The square root of the diagonals are called the standard errors of the parameter estimates (e.g. \(\sigma_a\) for parameter estimate \(\hat{a}\)). If you resampled many times, and the errors are normally distributed, then about 68% of the parameter estimates would fall in the interval \(\hat{a}-\sigma_a < a < \hat{a}+\sigma_a\). Confidence intervals can be computed using the standard error and the t-statistic.
err = np.sqrt(np.diag(pcov))
print(err)
[1.26303622e+03 5.71048533e-04]
The diagonals of the error covariance matrix decribe correlations that occur in estimates of the different parameters.

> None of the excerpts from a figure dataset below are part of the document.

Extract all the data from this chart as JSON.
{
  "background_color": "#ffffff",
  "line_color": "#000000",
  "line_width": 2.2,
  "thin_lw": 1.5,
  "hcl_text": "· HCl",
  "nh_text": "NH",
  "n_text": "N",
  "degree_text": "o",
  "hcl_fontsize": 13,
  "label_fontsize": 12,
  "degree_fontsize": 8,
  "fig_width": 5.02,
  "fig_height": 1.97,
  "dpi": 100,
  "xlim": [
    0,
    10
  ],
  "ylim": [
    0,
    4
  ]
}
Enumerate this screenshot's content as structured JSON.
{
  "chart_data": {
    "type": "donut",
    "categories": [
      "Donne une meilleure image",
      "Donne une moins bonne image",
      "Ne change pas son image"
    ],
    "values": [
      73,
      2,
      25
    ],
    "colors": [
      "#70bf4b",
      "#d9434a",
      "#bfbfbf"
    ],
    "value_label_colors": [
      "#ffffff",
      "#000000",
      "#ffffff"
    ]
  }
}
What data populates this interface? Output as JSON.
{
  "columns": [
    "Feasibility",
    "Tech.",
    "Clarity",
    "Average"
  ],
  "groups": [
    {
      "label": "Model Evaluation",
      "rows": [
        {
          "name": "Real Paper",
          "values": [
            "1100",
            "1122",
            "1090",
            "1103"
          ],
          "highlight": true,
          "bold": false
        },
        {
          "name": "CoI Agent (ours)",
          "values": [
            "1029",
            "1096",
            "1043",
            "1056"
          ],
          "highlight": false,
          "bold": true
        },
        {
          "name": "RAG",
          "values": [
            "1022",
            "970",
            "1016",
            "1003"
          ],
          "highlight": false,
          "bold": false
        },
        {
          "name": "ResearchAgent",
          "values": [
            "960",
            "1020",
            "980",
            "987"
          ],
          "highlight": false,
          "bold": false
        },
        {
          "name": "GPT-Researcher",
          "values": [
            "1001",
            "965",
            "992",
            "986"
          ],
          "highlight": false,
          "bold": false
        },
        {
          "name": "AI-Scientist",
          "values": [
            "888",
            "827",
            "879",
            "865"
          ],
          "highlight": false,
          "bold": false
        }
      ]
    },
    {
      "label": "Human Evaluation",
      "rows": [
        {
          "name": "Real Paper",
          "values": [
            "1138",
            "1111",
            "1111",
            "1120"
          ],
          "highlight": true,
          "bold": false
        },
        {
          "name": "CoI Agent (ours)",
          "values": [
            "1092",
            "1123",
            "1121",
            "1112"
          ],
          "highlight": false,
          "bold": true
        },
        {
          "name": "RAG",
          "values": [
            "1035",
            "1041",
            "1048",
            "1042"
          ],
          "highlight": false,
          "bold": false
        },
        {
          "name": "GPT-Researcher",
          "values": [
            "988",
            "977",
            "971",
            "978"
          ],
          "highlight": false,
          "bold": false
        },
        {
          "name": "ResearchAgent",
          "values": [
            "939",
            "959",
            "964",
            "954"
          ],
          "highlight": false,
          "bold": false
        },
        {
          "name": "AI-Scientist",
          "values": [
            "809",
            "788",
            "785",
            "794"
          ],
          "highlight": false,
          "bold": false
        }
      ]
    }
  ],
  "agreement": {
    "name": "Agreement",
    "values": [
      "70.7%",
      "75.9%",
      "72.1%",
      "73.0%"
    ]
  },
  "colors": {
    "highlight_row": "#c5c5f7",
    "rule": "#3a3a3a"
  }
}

For example, if you resample many times, does parameter \(a\) usually increase when parameter \(b\) increases? If so, this means that the parameters covary when resampling, and this would result in a positive error covariance term.
plt.figure()
plt.pcolor(alla2,alla1,np.log(rms),cmap='viridis')
plt.colorbar()
#plt.plot(slope,np.exp(intercept),'ro')
#plt.plot(popt[1],popt[0],'rs')
plt.title('log(RMS error): $a_1\exp(a_2*t)$')
plt.xlabel('$a_2$')
plt.ylabel('$a_1$')
plt.plot([popt[1]-err[1],popt[1]+err[1]],
[popt[0],popt[0]],'r-')
plt.plot([popt[1],popt[1]],
[popt[0]-err[0],popt[0]+err[0]],'r-')
Plotting the parameter estimate on the map of the cost function shows that the nonlinear optimization procedure (square) succeeds in finding the minimum of the cost function, thus minimizing the sum of squared differences between the data values and corresponding model values.
The standard errors can be visualized in this map of the cost function. The height and width of the red error bars are determined by the standard errors of the coefficients.
2.5. Excercises#
Plot the parameters obtained from the linear regression of the log-transformed data on the cost function map.
Use the optimization techniques described above to fit an exponential curve to the data from phytoplankton growth experiments
Write a function that can be used to fit an exponential curve to any data set, and return the standard error of the coefficients.